Contact your tax professional for more information about how the Affordable Care Act will affect your small business.

Appreciating Depreciation: (Gradually) Deducting Commercial-Property Improvement Costs

24 Jul

Rome, they say, wasn’t built in a day. Improvements to a commercial property, as anybody who has ever undertaken them knows, can’t even be made in a week. And the cost of such improvements can’t be deducted in an entire year.

In fact, commercial-property improvement costs may only be written off over 39 years. The way it works is, you’re allowed to “depreciate” the costs over that 39-year period by claiming an allowance each year meant to account for wear and tear on the property. Don’t assume, as business owners sometimes do, that you’ll be able to deduct the full cost of a construction project the year you do it! This rule applies not only to construction on commercial buildings you own, but also to those on buildings you rent (these are called “leasehold improvements”) and improvements to land (e.g., landscaping).

Some fine print:

  •  You may not write off the costs of building improvements at all if you start and stop using the property in the same year.
  • The IRS considers depreciation to have begun when you start using the property to make profit, and to have ended when you have either recovered the full cost of the property or stopped using it, whichever happens first.

Questions about deducting the costs of improvements to commercial properties? Ask your tax professional!

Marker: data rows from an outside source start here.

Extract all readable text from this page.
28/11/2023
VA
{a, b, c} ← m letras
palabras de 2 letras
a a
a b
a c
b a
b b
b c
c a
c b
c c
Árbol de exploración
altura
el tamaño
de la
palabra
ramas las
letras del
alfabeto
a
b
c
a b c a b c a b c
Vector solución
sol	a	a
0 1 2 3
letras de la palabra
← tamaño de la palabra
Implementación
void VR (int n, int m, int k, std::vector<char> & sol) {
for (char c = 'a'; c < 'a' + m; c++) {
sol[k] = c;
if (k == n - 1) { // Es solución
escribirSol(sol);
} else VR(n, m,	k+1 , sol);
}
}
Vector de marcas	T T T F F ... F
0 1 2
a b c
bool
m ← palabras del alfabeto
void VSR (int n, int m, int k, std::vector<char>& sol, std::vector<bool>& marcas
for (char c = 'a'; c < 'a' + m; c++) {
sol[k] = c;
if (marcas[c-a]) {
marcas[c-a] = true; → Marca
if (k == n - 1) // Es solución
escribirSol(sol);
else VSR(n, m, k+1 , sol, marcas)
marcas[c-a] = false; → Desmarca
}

Prospective Proprietors May Claim Start-up Write-Offs

13 Jul

Every business owner knows that they can deduct expenses related to their business on their tax return. Soon-to-be business owners, however, might well not know that they may write-off business-related costs before their business is even up and running.

That’s right: Expenses associated with starting a business may be deducted from one’s taxes. Examples of such costs include:

  • market research
  • business consulting and legal advice
  • employee wages and training
  • advertising
  • locating property
  • traveling for research
  • supplies

The IRS limits the amount of start-up costs that prospective proprietors are allowed to deduct to $5,000. Any amount beyond that, though, may be amortized evenly over 180 months. If you’re spending big bucks on start-up costs, this write-off won’t do you much good: The deduction is reduced by the amount of start-up costs over $50,000.

“Organizational expenses,” expenses having to do with the initial organization of a business, may be written off separately. Instances of these costs include:

  • state incorporation
  • having incorporation documents drafted
  • initial accounting

The IRS caps the organizational-expenses deduction at $5,000, too, and, again, each dollar you spend over $50,000 reduces the deduction by a dollar.

Still, being permitted to write off $10,000 in business costs before a business is even operational is not a bad deal.